Today, 56 newspapers in 45 countries published a joint editorial calling for the UN climate change summit to become an era- defining moment; the time and place when the hands of power joined together to mend the ways of the world. It may or may not transpire as such.

But what is most galling are the recent poll figures in a Nielsen/Oxford University survey of 27,000 internet users in 54 countries which found that the number of people "very concerned" by climate change had fallen from 41 to 37 per cent since 2007. In the US, this number has fallen further, from 34 to 25 per cent.

How can anyone, least of all the editors of these 56 newspapers, expect world leaders to press for reform in how they burn fuel if their citizens do not force them?

Why do we always wait to react to something, rather than act first and stave off the worse effects?

Why do many Americans continue to deny that climate change is taking place, even as the Louisiana bayou disappears into the sea at a rate of miles every month?

Until the tremendous urgency of the climate issue enters the mind of every man, woman and child in the 192 countries that will take part in the Copenhagen debate, debates are all we will be left with.

Call me a sceptic, but The Board will be oiling his crab gun and begging John Cusack for a spot on his Cessna sooner rather than later.

Where power lays its head


If you have half an hour to burn, as The Board inevitably does on a Monday morning as he dusts the lethargy of a weekend off of his head, then read this fascinating insight into how President Obama considered, challenged and counselled before making that decision on Afghanistan.

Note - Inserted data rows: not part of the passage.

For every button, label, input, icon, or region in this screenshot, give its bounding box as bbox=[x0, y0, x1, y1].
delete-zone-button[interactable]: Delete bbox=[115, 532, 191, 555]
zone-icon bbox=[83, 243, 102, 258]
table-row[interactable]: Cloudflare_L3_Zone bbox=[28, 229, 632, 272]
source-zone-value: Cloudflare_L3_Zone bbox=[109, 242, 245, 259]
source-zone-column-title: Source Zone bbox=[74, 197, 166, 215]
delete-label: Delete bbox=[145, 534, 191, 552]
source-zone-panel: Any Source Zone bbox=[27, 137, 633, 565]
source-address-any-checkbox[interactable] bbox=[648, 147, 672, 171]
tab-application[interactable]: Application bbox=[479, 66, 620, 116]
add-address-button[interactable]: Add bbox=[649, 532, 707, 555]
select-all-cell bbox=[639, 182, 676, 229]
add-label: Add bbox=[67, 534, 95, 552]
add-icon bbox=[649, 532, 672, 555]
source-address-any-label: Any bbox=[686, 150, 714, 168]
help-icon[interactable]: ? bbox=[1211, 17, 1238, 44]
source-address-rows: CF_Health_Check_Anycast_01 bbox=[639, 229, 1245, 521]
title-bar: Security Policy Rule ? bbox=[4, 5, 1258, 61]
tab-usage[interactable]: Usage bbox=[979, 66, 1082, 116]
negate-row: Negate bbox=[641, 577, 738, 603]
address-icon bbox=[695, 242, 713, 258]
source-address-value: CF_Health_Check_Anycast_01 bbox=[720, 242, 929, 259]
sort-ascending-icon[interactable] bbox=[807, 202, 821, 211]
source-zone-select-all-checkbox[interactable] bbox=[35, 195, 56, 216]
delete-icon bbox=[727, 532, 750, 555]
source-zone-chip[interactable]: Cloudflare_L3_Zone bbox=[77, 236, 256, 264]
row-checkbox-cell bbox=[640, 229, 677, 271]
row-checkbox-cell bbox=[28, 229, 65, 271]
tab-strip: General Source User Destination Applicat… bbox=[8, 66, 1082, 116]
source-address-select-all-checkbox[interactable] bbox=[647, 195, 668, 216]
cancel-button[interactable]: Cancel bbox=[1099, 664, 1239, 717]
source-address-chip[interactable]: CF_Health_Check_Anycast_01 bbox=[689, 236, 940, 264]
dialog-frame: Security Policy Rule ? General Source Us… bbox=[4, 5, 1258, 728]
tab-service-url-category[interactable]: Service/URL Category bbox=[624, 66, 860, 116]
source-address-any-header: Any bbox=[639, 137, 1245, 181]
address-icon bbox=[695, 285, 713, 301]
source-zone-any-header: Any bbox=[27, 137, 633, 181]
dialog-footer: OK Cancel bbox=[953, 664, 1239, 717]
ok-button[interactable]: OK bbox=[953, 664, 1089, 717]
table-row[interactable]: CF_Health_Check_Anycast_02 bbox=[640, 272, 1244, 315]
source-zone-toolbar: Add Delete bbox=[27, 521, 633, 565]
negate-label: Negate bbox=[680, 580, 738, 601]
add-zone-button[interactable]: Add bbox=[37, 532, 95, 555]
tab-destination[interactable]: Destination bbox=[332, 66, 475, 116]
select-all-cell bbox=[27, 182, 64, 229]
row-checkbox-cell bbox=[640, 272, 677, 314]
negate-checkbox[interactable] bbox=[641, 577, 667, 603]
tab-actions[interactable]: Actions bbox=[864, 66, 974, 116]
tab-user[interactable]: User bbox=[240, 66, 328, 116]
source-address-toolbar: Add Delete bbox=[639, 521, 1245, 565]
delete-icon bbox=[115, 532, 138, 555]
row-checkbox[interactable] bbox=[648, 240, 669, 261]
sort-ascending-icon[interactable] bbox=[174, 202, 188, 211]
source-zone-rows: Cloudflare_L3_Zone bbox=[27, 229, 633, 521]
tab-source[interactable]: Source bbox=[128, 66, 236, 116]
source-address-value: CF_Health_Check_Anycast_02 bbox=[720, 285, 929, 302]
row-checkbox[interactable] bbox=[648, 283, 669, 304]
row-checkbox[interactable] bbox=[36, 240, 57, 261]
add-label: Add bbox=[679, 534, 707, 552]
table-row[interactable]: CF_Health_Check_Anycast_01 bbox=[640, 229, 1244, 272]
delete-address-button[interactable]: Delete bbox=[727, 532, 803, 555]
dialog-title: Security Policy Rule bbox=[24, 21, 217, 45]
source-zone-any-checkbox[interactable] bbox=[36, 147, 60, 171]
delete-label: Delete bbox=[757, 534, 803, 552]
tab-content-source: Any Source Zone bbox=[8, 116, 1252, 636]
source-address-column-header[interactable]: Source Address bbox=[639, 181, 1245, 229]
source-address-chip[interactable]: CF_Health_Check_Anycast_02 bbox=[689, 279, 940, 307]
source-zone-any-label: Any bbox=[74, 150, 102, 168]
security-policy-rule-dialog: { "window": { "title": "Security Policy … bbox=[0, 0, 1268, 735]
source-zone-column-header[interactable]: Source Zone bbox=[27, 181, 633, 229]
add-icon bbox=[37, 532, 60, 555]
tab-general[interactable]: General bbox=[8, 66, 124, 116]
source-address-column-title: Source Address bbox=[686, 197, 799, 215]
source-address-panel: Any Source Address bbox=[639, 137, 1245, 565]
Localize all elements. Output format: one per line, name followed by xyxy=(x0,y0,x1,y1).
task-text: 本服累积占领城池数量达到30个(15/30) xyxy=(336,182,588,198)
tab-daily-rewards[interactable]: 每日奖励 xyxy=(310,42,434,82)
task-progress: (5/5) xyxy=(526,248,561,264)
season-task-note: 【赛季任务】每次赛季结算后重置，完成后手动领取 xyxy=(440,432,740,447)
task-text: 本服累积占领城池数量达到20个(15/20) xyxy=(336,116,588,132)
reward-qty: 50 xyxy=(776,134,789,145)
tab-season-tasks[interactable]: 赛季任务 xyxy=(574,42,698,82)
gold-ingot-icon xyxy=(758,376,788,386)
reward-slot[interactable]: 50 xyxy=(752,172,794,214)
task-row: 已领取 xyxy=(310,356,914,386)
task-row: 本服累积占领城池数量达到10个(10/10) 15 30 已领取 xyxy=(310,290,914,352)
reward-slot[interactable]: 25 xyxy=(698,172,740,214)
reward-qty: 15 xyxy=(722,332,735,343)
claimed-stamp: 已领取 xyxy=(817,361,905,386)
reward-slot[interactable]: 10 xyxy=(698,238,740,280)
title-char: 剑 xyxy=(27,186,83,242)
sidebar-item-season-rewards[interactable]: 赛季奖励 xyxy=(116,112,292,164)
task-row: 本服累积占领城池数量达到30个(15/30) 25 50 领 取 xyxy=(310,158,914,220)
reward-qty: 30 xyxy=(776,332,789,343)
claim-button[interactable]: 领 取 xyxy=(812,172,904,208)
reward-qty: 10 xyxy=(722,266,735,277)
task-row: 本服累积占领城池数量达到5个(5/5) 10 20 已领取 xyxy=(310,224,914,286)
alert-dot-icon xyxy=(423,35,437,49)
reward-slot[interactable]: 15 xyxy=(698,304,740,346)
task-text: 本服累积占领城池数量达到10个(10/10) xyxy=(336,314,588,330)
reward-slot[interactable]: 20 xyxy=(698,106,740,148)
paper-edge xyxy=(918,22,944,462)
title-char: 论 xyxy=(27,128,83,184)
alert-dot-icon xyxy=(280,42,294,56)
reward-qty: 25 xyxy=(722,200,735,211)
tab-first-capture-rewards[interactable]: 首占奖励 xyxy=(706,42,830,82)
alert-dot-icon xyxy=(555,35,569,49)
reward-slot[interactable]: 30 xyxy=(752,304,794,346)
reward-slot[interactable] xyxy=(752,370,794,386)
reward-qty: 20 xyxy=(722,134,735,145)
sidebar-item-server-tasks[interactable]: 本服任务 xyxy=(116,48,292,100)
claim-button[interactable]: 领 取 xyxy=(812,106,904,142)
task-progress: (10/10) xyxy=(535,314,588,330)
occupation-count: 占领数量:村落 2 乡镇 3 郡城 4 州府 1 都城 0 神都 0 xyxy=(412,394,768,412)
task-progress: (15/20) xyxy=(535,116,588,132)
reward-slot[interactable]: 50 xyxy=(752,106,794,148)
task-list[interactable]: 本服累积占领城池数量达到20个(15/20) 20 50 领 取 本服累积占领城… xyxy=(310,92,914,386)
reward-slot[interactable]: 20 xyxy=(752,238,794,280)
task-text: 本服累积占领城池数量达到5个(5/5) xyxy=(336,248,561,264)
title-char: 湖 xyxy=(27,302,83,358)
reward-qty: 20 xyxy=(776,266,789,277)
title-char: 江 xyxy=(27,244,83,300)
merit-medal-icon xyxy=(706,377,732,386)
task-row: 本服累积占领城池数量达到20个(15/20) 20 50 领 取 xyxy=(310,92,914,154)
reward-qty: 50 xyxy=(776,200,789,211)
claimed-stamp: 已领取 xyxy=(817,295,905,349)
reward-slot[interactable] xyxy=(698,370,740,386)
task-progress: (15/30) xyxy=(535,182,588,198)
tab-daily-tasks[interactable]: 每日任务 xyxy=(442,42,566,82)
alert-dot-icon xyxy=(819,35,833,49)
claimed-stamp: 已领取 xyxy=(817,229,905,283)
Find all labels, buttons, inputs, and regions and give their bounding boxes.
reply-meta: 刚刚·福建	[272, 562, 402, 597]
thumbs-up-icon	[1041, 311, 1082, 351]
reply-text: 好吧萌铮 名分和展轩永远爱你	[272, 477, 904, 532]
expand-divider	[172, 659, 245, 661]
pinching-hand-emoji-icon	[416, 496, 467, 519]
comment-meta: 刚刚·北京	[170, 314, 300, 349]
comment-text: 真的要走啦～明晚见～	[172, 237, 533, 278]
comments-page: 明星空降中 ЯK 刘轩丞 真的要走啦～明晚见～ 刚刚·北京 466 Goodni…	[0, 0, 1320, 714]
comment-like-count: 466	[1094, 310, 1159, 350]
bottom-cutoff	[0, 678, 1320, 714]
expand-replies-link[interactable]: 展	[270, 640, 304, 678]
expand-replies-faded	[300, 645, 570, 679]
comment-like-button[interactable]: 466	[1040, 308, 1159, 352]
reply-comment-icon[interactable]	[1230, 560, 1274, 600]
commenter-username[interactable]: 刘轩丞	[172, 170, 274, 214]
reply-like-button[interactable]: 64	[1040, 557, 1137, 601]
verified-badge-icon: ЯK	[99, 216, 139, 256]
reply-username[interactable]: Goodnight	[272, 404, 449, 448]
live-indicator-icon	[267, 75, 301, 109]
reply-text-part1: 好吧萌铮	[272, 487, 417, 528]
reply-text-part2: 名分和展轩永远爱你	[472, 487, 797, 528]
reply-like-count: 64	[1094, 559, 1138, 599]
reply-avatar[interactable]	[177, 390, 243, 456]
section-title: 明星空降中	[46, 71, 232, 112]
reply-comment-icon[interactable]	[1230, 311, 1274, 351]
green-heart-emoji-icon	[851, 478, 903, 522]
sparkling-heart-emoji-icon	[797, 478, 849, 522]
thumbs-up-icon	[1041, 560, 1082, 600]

Brilliant stuff from the New York Times, as ever.

Thursday, December 3, 2009

Revelation of the day



George Lee is turning on the Christmas lights in Newcastle West tomorrow. The Board is looking forward to finding out how tall he really is.

The 9/11 of 1859



History, as always, holds the keys to the future.

Two days after President Obama announced that he was sending 30,000 extra troops to Afghanistan, Tony Horwitz draws a fascinating parallel in the New York Times between Khalid Shaikh Mohammed, the architect of 9/11 (and as such, one of the instigators of this war) and John Brown, the American anti-slavery terrorist who was hanged on this day in 1859, 18 months before the outbreak of the civil war.

Brown's lesson on the cause and effect of violence is more poignant and striking than ever.

Wednesday, December 2, 2009

The sins of the father


David Simon's magnificent series 'The Wire' is many things to many people. But to Simon, a former Baltimore Sun reporter who had seen the rotten underbelly of urban America, it was about institutions.

Institutions take good men and bad men and destroy them both in turn. Humans are honest and decent, but there is nothing human in the institutions they build.

Simon's wisdom resonates stronger than ever this week, as Bishop of Limerick Donal Murray faces into an abyss.

Everything he has achieved as a man - his entire life's work as a priest - is now lost forever. He will always be the man who failed to defend the defenceless; the auxiliary bishop in the Dublin archdiocese who listened to but did not act upon allegations of child abuse by members of his clergy. In a way, it is almost unfair.

In the wake of the Murphy report, the Bishop has become a convenient scapegoat for those who seek one, be they the terrified church hierarchy, the populist politicians or the families of the thousands whose lives were destroyed by perverted, molesting priests.

It is not fair that Bishop Murray is in this position alone, without the entire church facing judgement alongside him. But it is where he finds himself nonetheless.

He should resign, because he failed in his duty. He will resign, because he is not a man so brazen as to ignore a wave of public ire.

But in this, the true horror of the institutions of the Church is now apparent - not just through Bishop Murray, but through the hundreds of priests and bishops and lay people who have taken part in, one way or another, the greatest social crime ever committed in this country.

For generations, the Church chose to forget one of the most basic of human instincts, the protection of children, to preserve its own power and authority.

The Catholic Church in this country will never be forgiven. They must never be forgiven.